Note: If the “Restart” menu is unavailable, press the READY Pendant E-Stop or the ABB controller E-Stop. This will stop all programs. Now you will be able to Warm-Restart. (You can also just use the power switch on the controller.)
Tip: After rebooting, go to the left side panel in the RobotStudio Controller menu. If you double-click I/O System (i.e., the option that is its own menu dropdown, not the option under "Configuration"), you can view signal statuses. Signals with a gray “0” to the left of its name are LOW. Signals with a yellow “1” to the left of its name are HIGH. You can use this screen later to help with signal identification and troubleshooting.
If the ABB pendant alerts you to naming or device mapping conflicts, follow its instructions to resolve those conflicts.
Using the Signals in ForgeOS
The ABB pendant now displays a message that says, "An update has been ordered. An update of program configuration is done." Acknowledge that message to clear it.

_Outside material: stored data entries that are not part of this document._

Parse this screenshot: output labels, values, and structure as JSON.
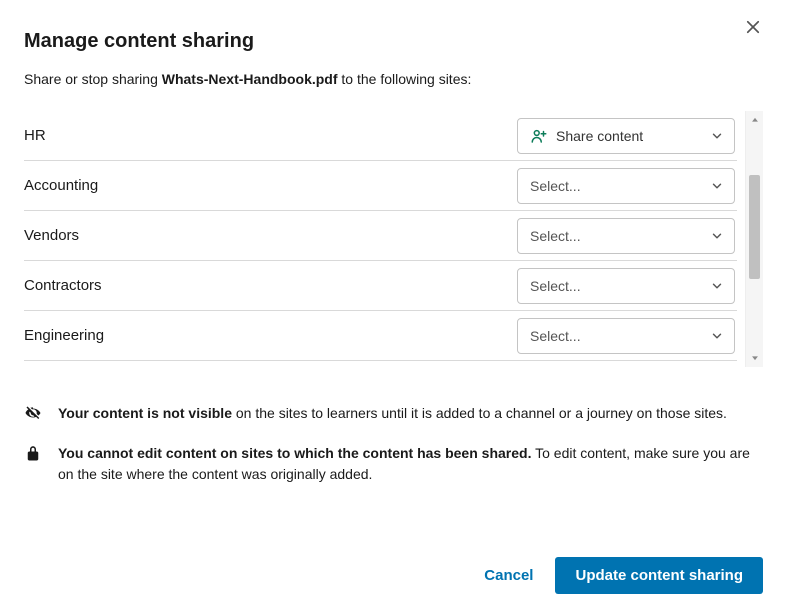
{
  "dialog": {
    "title": "Manage content sharing",
    "subtitle_prefix": "Share or stop sharing ",
    "filename": "Whats-Next-Handbook.pdf",
    "subtitle_suffix": " to the following sites:"
  },
  "share_label": "Share content",
  "select_placeholder": "Select...",
  "sites": [
    {
      "name": "HR",
      "selection": "share"
    },
    {
      "name": "Accounting",
      "selection": "none"
    },
    {
      "name": "Vendors",
      "selection": "none"
    },
    {
      "name": "Contractors",
      "selection": "none"
    },
    {
      "name": "Engineering",
      "selection": "none"
    }
  ],
  "notes": {
    "visibility_bold": "Your content is not visible",
    "visibility_rest": " on the sites to learners until it is added to a channel or a journey on those sites.",
    "edit_bold": "You cannot edit content on sites to which the content has been shared.",
    "edit_rest": " To edit content, make sure you are on the site where the content was originally added."
  },
  "footer": {
    "cancel": "Cancel",
    "submit": "Update content sharing"
  }
}
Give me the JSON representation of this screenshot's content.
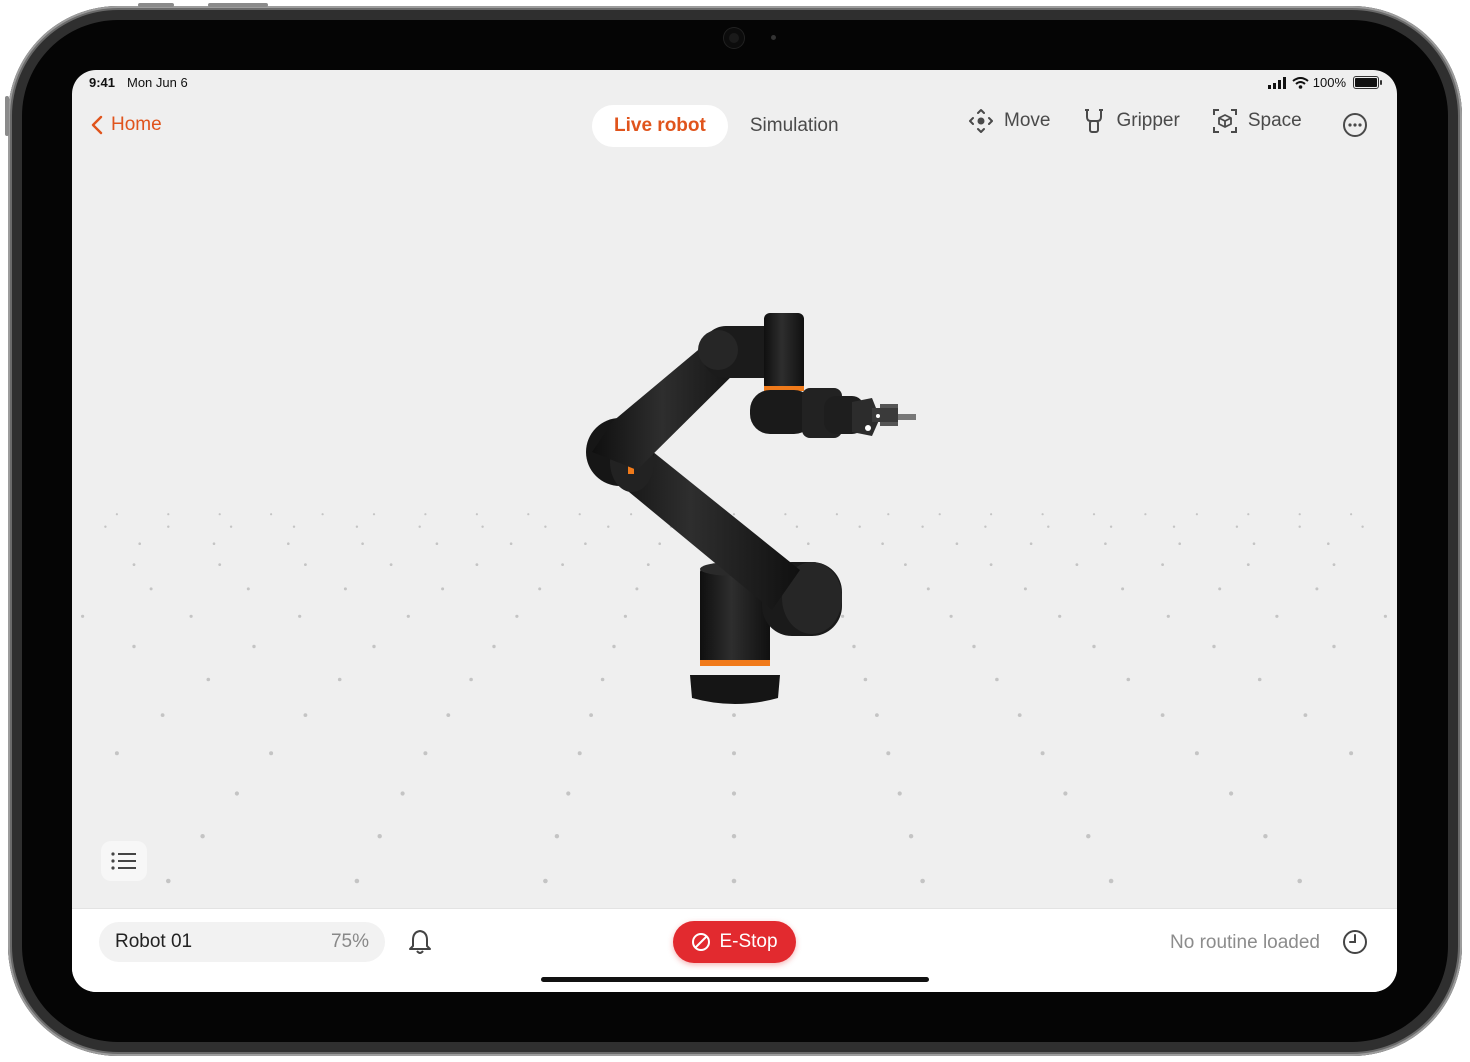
{
  "status_bar": {
    "time": "9:41",
    "date": "Mon Jun 6",
    "battery": "100%",
    "battery_level": 1.0
  },
  "nav": {
    "back_label": "Home"
  },
  "mode_tabs": [
    {
      "label": "Live robot",
      "active": true
    },
    {
      "label": "Simulation",
      "active": false
    }
  ],
  "toolbar": {
    "move_label": "Move",
    "gripper_label": "Gripper",
    "space_label": "Space"
  },
  "bottom_bar": {
    "robot_name": "Robot 01",
    "robot_percent": "75%",
    "estop_label": "E-Stop",
    "routine_status": "No routine loaded"
  },
  "colors": {
    "accent": "#e0541c",
    "estop": "#e22a2f",
    "background": "#efefef",
    "robot_body": "#1c1c1c",
    "joint_ring": "#f07a1a"
  },
  "icons": [
    "chevron-left-icon",
    "move-icon",
    "gripper-icon",
    "space-icon",
    "more-icon",
    "list-icon",
    "bell-icon",
    "stop-icon",
    "clock-icon"
  ]
}
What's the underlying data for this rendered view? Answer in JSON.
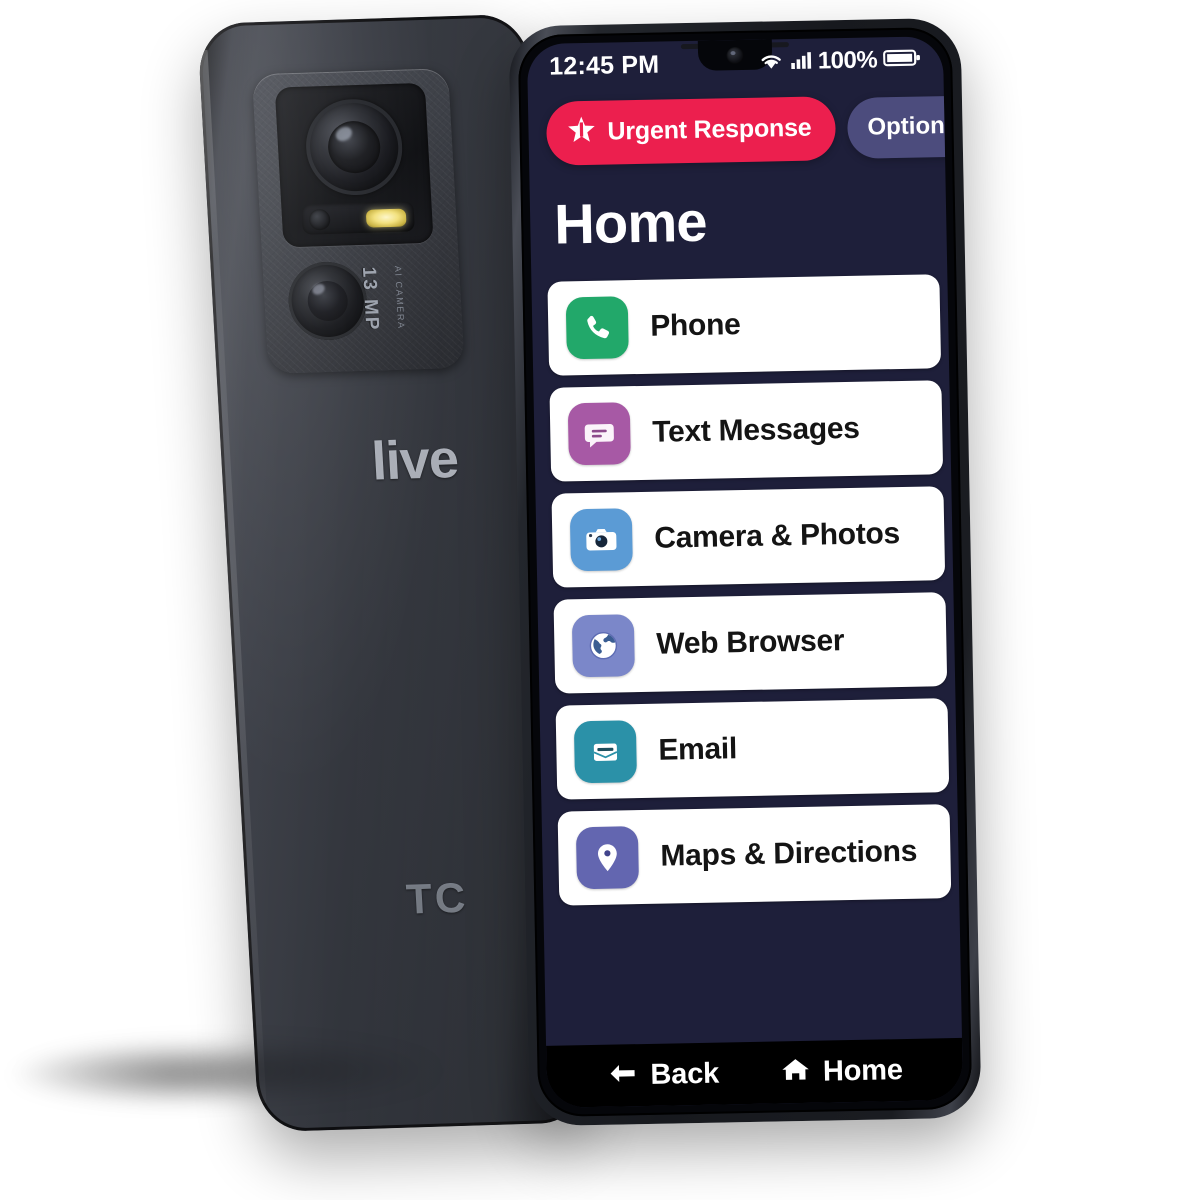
{
  "scene": {
    "product": "Lively Smart senior smartphone (TCL), front and back views"
  },
  "back_phone": {
    "camera_mp_label": "13 MP",
    "camera_mp_sub": "AI CAMERA",
    "brand_front_label": "live",
    "brand_bottom_label": "TC",
    "icons": {
      "main_lens": "camera-lens-icon",
      "secondary_lens": "camera-lens-small-icon",
      "flash": "camera-flash-icon"
    }
  },
  "front_phone": {
    "status_bar": {
      "time": "12:45 PM",
      "battery_percent": "100%",
      "wifi_icon": "wifi-icon",
      "signal_icon": "signal-bars-icon",
      "battery_icon": "battery-full-icon"
    },
    "actions": {
      "urgent_label": "Urgent Response",
      "urgent_icon": "star-icon",
      "urgent_color": "#ec1f4e",
      "options_label": "Options",
      "options_color": "#4c4c7d"
    },
    "page_title": "Home",
    "screen_background": "#1e1f3a",
    "apps": [
      {
        "label": "Phone",
        "icon": "phone-handset-icon",
        "color": "#22a86a"
      },
      {
        "label": "Text Messages",
        "icon": "chat-bubble-icon",
        "color": "#a759a5"
      },
      {
        "label": "Camera & Photos",
        "icon": "camera-icon",
        "color": "#5b9bd5"
      },
      {
        "label": "Web Browser",
        "icon": "globe-icon",
        "color": "#7b87c9"
      },
      {
        "label": "Email",
        "icon": "envelope-icon",
        "color": "#2b91a8"
      },
      {
        "label": "Maps & Directions",
        "icon": "map-pin-icon",
        "color": "#6366b0"
      }
    ],
    "navbar": {
      "back_label": "Back",
      "back_icon": "arrow-left-icon",
      "home_label": "Home",
      "home_icon": "house-icon"
    }
  }
}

The READY pendant displays an “I/O Configuration Mismatch” warning. This section covers how to clear this warning and use the new IO signals that you created.
- In Device Configuration, complete these substeps:
- Select your robot device and tap Edit.
- Tap ROBOT IO CONFIGURATION to edit the robot’s IO configuration.
- Tap ACCEPT NEW to accept the new IO configuration.
- Verify that your new signals appear at the bottom of the table.
- Type in a Display Name. This will make it easier for you to identify your signals.
- Select the DC checkbox for the signals to appear in the Device Control app.
- SAVE your changes.
- Select your robot device and tap Edit.
- In Device Controls, complete these substeps:
- Go to the robot’s Signals tab.
- Verify that the read-only input state fields change as you control your device.
- Verify that the writeable output state buttons control your device.
- In Task Canvas, open the robot’s block glossary. Use the new signals in Set and Check blocks.
Note: Use a similar variable selector in Rule Engine to set and/or check your new IO signals in the background of Task Canvas tasks.